James McNames, a pioneer of Ogle County of 1836, is the oldest settler now living in the township of Rockvale. He was born in Bennington Township, Delaware Co., Ohio, June 3, 1821. His father, Amos McNames, was a native of the State of New York, and settled in Ohio in 1814. He was also one of the earliest of the pioneer settlers of Delaware County. Cornelia (Westbrook) McNames, his wife, was a native of Pennsylvania. They continued to live in Delaware County until the year in which they came to Illinois. The father was the owner in Ohio of 106 acres of land, which he bought when it was all covered with the native growth of timber. He cleared 20 acres while he lived on the proeprty. In 1836 he sold it and, with this family, which included five children, started for Illinois with three yoke of oxen and three horses. the household belongings were brought along, and the housekeeping was attended to on the route. The start was made Oct. 22, and Dec. 24th following the family arrived in Ogle County. They settled at Washington Grove in Nashua Township, where they passed the winter. In April, 1837, they located permanently in the township in which they have since lived, and which was then only known as Township 24, Range 10. The father made a claim on section 13, of which a part was timber and part was prairie. There were no improvements, and the owner built a log-house 18x24 feet in size, which had puncheons for floor and doors, and was covered with "shakes." The father died in that structure in 1866. The death of the wife and mother occurred in 1861. They were the parents of five children who survived infancy. Dene married A.T. Culver, and they reside in Calhoun Co., Iowa. Welcome died in Missouri in 1881. James is the next in order. Orrison resides in the township where the decease of his father and mother occurred. William died there also.

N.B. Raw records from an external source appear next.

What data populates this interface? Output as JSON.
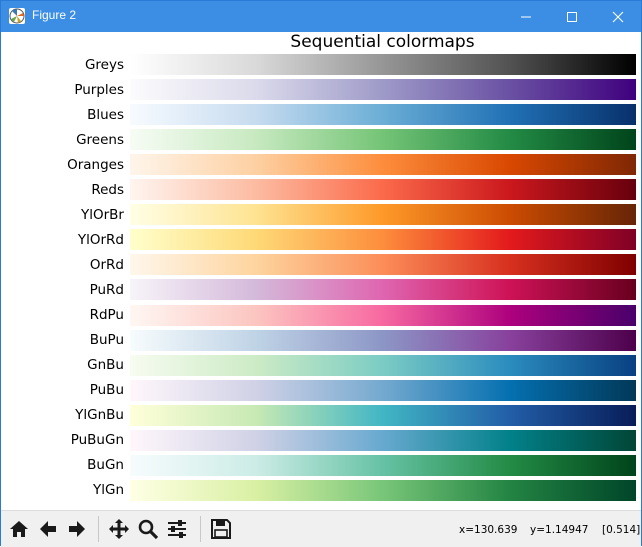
{
  "window": {
    "title": "Figure 2"
  },
  "figure": {
    "title": "Sequential colormaps"
  },
  "colormaps": [
    {
      "name": "Greys",
      "colors": [
        "#ffffff",
        "#d9d9d9",
        "#969696",
        "#525252",
        "#000000"
      ]
    },
    {
      "name": "Purples",
      "colors": [
        "#fcfbfd",
        "#dadaeb",
        "#9e9ac8",
        "#6a51a3",
        "#3f007d"
      ]
    },
    {
      "name": "Blues",
      "colors": [
        "#f7fbff",
        "#c6dbef",
        "#6baed6",
        "#2171b5",
        "#08306b"
      ]
    },
    {
      "name": "Greens",
      "colors": [
        "#f7fcf5",
        "#c7e9c0",
        "#74c476",
        "#238b45",
        "#00441b"
      ]
    },
    {
      "name": "Oranges",
      "colors": [
        "#fff5eb",
        "#fdd0a2",
        "#fd8d3c",
        "#d94801",
        "#7f2704"
      ]
    },
    {
      "name": "Reds",
      "colors": [
        "#fff5f0",
        "#fcbba1",
        "#fb6a4a",
        "#cb181d",
        "#67000d"
      ]
    },
    {
      "name": "YlOrBr",
      "colors": [
        "#ffffe5",
        "#fee391",
        "#fe9929",
        "#cc4c02",
        "#662506"
      ]
    },
    {
      "name": "YlOrRd",
      "colors": [
        "#ffffcc",
        "#fed976",
        "#fd8d3c",
        "#e31a1c",
        "#800026"
      ]
    },
    {
      "name": "OrRd",
      "colors": [
        "#fff7ec",
        "#fdd49e",
        "#fc8d59",
        "#d7301f",
        "#7f0000"
      ]
    },
    {
      "name": "PuRd",
      "colors": [
        "#f7f4f9",
        "#d4b9da",
        "#df65b0",
        "#ce1256",
        "#67001f"
      ]
    },
    {
      "name": "RdPu",
      "colors": [
        "#fff7f3",
        "#fcc5c0",
        "#f768a1",
        "#ae017e",
        "#49006a"
      ]
    },
    {
      "name": "BuPu",
      "colors": [
        "#f7fcfd",
        "#bfd3e6",
        "#8c96c6",
        "#88419d",
        "#4d004b"
      ]
    },
    {
      "name": "GnBu",
      "colors": [
        "#f7fcf0",
        "#ccebc5",
        "#7bccc4",
        "#2b8cbe",
        "#084081"
      ]
    },
    {
      "name": "PuBu",
      "colors": [
        "#fff7fb",
        "#d0d1e6",
        "#74a9cf",
        "#0570b0",
        "#023858"
      ]
    },
    {
      "name": "YlGnBu",
      "colors": [
        "#ffffd9",
        "#c7e9b4",
        "#41b6c4",
        "#225ea8",
        "#081d58"
      ]
    },
    {
      "name": "PuBuGn",
      "colors": [
        "#fff7fb",
        "#d0d1e6",
        "#67a9cf",
        "#02818a",
        "#014636"
      ]
    },
    {
      "name": "BuGn",
      "colors": [
        "#f7fcfd",
        "#ccece6",
        "#66c2a4",
        "#238b45",
        "#00441b"
      ]
    },
    {
      "name": "YlGn",
      "colors": [
        "#ffffe5",
        "#d9f0a3",
        "#78c679",
        "#238443",
        "#004529"
      ]
    }
  ],
  "toolbar": {
    "tools": [
      {
        "name": "home-button",
        "icon": "home-icon"
      },
      {
        "name": "back-button",
        "icon": "arrow-left-icon"
      },
      {
        "name": "forward-button",
        "icon": "arrow-right-icon"
      },
      {
        "name": "pan-button",
        "icon": "move-icon"
      },
      {
        "name": "zoom-button",
        "icon": "magnifier-icon"
      },
      {
        "name": "subplots-button",
        "icon": "sliders-icon"
      },
      {
        "name": "save-button",
        "icon": "floppy-disk-icon"
      }
    ],
    "x_readout": "x=130.639",
    "y_readout": "y=1.14947",
    "value_readout": "[0.514]"
  }
}
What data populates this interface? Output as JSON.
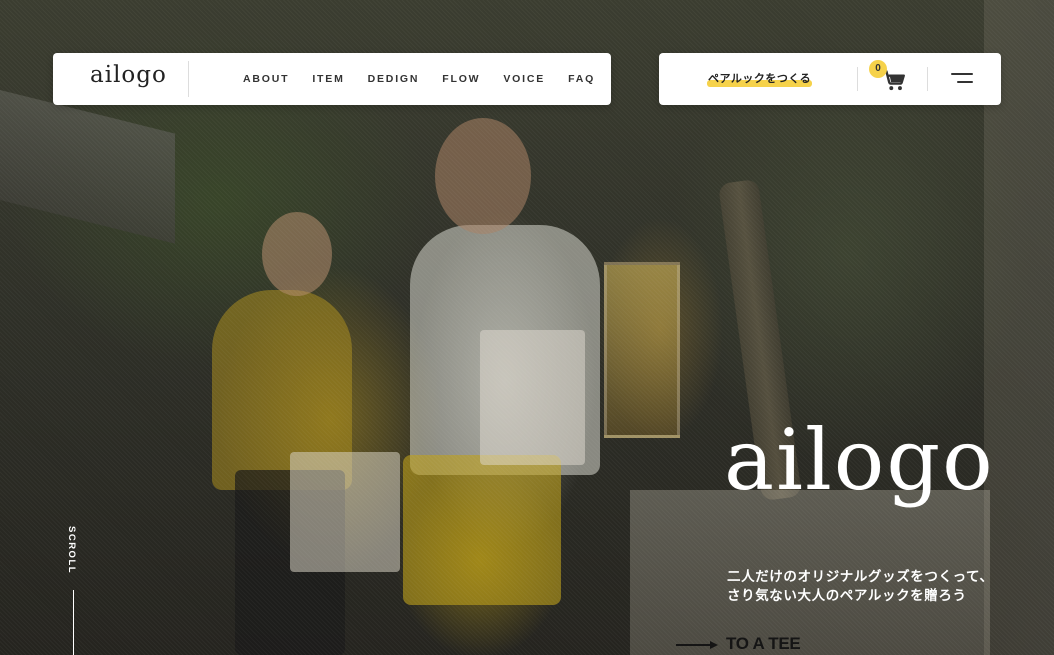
{
  "header": {
    "logo": "ailogo",
    "nav": [
      "ABOUT",
      "ITEM",
      "DEDIGN",
      "FLOW",
      "VOICE",
      "FAQ"
    ]
  },
  "actions": {
    "cta_label": "ペアルックをつくる",
    "cart_count": "0",
    "cart_icon": "cart-icon",
    "menu_icon": "hamburger-menu-icon"
  },
  "hero": {
    "brand": "ailogo",
    "tagline_line1": "二人だけのオリジナルグッズをつくって、",
    "tagline_line2": "さり気ない大人のペアルックを贈ろう",
    "scroll_label": "SCROLL",
    "sign_text": "TO A TEE"
  },
  "colors": {
    "accent_yellow": "#f6d24a",
    "nav_bg": "#ffffff",
    "text_dark": "#333333"
  }
}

When the family removed to the township of Rockvale Mr. McNames was in his 16th year. He has, therefore, a distinct remembrance of the incidents of the journey from Ohio to Illinois, which had for him all the novelty and interest of a new experience, and was full of pleasure, notwithstanding its tediousness and length. The nearest market, when they first located here, was at Chicago, and it was common for him to make a trip there. The distance was 100 miles, and the journey consumed five days on average. He frequently sold his load of wheat for 50 cents a bushel. The full force of this will be understood when the fact is stated that salt, in 1836, was $10 a bushel.
His marriage to Mary J. Van Vleet was solemnized Sept. 14, 1848. She was born Nov. 18, 1831 in Crawford Co., Ohio, and is the daughter of Jacob and Elizabeth (Coulter) Van Vleet. Her father was born in Holland in 1780. Her mother, now living with her, is a native of county Donegal, Ireland, and was born in 1796. Her parents were pioneers of Winnebago County, where they settled in 1836.
A short time after he was married Mr. McNames removed from the homestead of his father, where he at first located, to Daysville. He worked as a blacksmith there until 1855, when he settled on the farm which he has since successfully cultivated. He entered the land from the government years before he became its occupant, and is now its owner. It is located on sections 13 and 24, and includes a portion of the old homestead. It is fitted with all the latest appurtenances for modern farming, and has good buildings, and such as are suited to the necessities of a modern homestead.
The children belonging to the household are three in number: James H. is married and is the owner of a good farm near that of his father. Clara is a teacher in the public schools of this county. This young lady is the only daughter, and is accomplished and exemplary. She is a member of the same church to which her parents belong, and is prominent in her discharge of duty as a decided Christian. She is active in the Sunday School, and leads a life consistent with her connection with a religious organization. William is the youngest. He acts as the assistant of the father in the management of the farm. Besides the above named children they have buried the following: Orlin, who died Jan. 6, 1855; Oscar, died Dec. 30, 1857; Emma E., died Dec. 14, 1875, and Mary Ella died Jan. 10, 1879.
Mr. and Mrs. McNames are members of the Methodist Church. Mr. McNames is a cooper by trade, and acquired a knowledge of that business from his father, Amos McNames.